As far a general library behavior, my personal preference would be:

  • Keep the behavior that nullable DateTime, int, etc. store null as empty. This seems most true to the language-agnostic CSV way of storing missing data (empty cell).
  • Throw an exception when trying to write a null string by default
  • Allow null strings to be encoded via the caller explicitly choosing an encoding string (e. g. null). Obviously people would still have the option to use more robust methods like the one we did as well.

I'd be happy to open a separate issue if you were interested in pursuing this direction, but I understand if you want to stick with the library's existing approach.
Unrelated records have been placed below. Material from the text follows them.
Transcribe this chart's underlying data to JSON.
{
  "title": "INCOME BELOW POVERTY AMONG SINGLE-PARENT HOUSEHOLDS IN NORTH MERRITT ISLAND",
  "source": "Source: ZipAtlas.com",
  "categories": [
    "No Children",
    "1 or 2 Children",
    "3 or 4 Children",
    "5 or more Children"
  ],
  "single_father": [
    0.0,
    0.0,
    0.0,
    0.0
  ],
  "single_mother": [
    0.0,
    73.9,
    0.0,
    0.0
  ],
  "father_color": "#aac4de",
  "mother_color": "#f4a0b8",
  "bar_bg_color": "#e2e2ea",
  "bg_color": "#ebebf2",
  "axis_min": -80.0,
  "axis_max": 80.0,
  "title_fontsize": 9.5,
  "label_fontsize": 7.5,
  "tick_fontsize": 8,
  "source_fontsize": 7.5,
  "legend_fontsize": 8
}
Version 3.0 will interpret null and NULL as null's and set the property with a null. You are able to change what values are used for null in the configuration.

Sorry to open such an old issue. But, my NULL string values are coming in as "null" rather than an actual null. Is there a setting I need to have it ? I'm using v 7.1.1?

You can do per field:

Map(m => m.Name).TypeConverterOption.NullValues("null");

Or for a whole type:

csv.Configuration.TypeConverterOptionsCache.GetOptions<string>().NullValues.Add("null");

No, a field with no content is just an empty string. Having quotes around a field doesn't mean anything. It just says that there may be things in the field like a quote, newline, or delimiter. Quotes are optional.

Changing this behavior would be changing how the CSV format works. It's a text file and should be treated as such. If a field has special meaning, you will need to determine how to convert the content.

I understand what you're saying, but it doesn't make sense to do based on the CSV format.

This may be a config option that I could incorporate in the future. Something like TreatEmptyFieldsAsNull. When this is turned on, it would do what you're asking.

Hey Josh
Did you add this feature??
This is really needed, more people are running into this problem.

@jainrishabh67 just did this with his post above.
csv.Configuration.TypeConverterOptionsCache.GetOptions<string>().NullValues.Add(string.Empty); (or just 2 double quotes)
This will turn empty strings into null values in your object.

You can set whatever strings you want to be considered null as @chadthompsonallscripts demonstrated.